By the time of her "SNL" departure, Dunn had made a few other inroads in TV, guesting on such shows as "Get a Life" and "Civil Wars" and appearing on a handful of comedy specials. 1993 marked the beginning of a three-year run on the NBC drama "Sisters". Dunn played TV producer Norma Lear, who left her husband, came out as a lesbian and had an artificially-inseminated pregnancy.

Dunn's film career has consisted mostly of good, small character parts. She debuted as a bitchy office worker opposite Melanie Griffith in Mike Nichols' Working Girl (1988), followed by a small role in the comedy How I Got Into College (1989). A change of pace came with Miami Blues (1990), wherein Dunn was an Hispanic policewoman partnered with Fred Ward. Her next few films didn't amount to much: the flop Liza Minnelli vehicle Stepping Out (1991); the interesting but largely unseen short, "Walking the Dog" (also 1991); and a miniscule part in John Sayles' Passion Fish (1992). She once again played the bitchy foil to dumb blonde Griffith in Born Yesterday (1993), but this, as well as her next, I Love Trouble (1994) did not do well with critics or audiences. While Dunn filmed a role as a real estate agent for "Father of the Bride, Part II" (1995), the part was cut from the final film. She rebounded with a role in the dark political satire The Last Supper (1996).

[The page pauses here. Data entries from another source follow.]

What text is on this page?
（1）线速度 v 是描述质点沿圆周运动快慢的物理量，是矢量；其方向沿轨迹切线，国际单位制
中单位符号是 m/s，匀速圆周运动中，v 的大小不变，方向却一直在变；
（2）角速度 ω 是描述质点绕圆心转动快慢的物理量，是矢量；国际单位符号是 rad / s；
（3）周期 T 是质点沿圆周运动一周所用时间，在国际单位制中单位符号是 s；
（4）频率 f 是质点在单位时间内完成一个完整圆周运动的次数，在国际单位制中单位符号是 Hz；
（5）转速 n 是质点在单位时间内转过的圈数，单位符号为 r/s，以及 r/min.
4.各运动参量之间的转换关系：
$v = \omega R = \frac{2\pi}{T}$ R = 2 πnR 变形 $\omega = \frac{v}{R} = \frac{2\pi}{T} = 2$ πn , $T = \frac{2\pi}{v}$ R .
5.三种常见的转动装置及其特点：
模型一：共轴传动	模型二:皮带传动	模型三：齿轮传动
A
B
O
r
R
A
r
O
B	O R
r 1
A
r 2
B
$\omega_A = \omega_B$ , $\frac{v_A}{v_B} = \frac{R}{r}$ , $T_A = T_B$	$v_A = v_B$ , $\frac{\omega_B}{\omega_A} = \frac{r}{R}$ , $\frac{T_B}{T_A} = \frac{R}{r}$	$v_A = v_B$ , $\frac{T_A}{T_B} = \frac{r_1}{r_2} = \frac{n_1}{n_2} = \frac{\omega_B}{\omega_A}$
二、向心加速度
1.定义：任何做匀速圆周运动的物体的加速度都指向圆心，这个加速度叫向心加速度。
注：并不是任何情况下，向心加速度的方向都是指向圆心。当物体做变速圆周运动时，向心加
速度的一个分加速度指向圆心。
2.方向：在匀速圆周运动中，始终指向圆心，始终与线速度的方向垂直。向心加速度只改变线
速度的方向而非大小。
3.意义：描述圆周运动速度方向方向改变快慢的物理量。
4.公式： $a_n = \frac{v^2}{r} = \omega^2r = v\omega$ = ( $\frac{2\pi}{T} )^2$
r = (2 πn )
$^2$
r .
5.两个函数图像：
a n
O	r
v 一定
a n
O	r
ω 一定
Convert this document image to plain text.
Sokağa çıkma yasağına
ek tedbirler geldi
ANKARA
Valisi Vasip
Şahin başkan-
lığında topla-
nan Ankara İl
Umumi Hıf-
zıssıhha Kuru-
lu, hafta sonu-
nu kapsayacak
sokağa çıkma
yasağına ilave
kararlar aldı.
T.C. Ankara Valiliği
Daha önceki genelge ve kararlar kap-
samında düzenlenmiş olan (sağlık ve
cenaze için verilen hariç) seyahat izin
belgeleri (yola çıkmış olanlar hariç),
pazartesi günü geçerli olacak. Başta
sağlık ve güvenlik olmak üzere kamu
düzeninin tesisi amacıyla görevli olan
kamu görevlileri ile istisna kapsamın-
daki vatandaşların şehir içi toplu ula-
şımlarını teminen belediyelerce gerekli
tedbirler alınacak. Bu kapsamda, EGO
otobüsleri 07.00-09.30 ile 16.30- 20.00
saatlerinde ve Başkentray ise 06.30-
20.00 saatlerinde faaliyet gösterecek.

Dunn continued to work steadily, although the quality and success of her projects was uneven at best: she appeared in Warren Beatty's political satire "Bulworth" (1998); the family film Air Bud 2: Golden Receiver (1998); and the broad beauty pageant farce Drop Dead Gorgeous (1999). She landed a plumb role as a battlefield newswoman in director David O. Russell's sublime action-comedy Three Kings (1999), but also appeared in Garry Shandling's comedic misfire "What Planet Are You From?" and the problematic Martin Lawrence-Danny DeVito collaboration What's The Worst That Could Happen? (2001). Next up were supporting roles in the kid-centered "Max Keeble's Big Movie" (2001), the saucy Sigourney Weaver-Jennifer Love Hewitt caper flick Heartbreakers (2001) and the extremely offbeat romantic comedy Cherish (2002). After a string of low-profile turns, Dunn scored another high-visibility part in the zany Jim Carrey comedy Bruce Almighty (2003).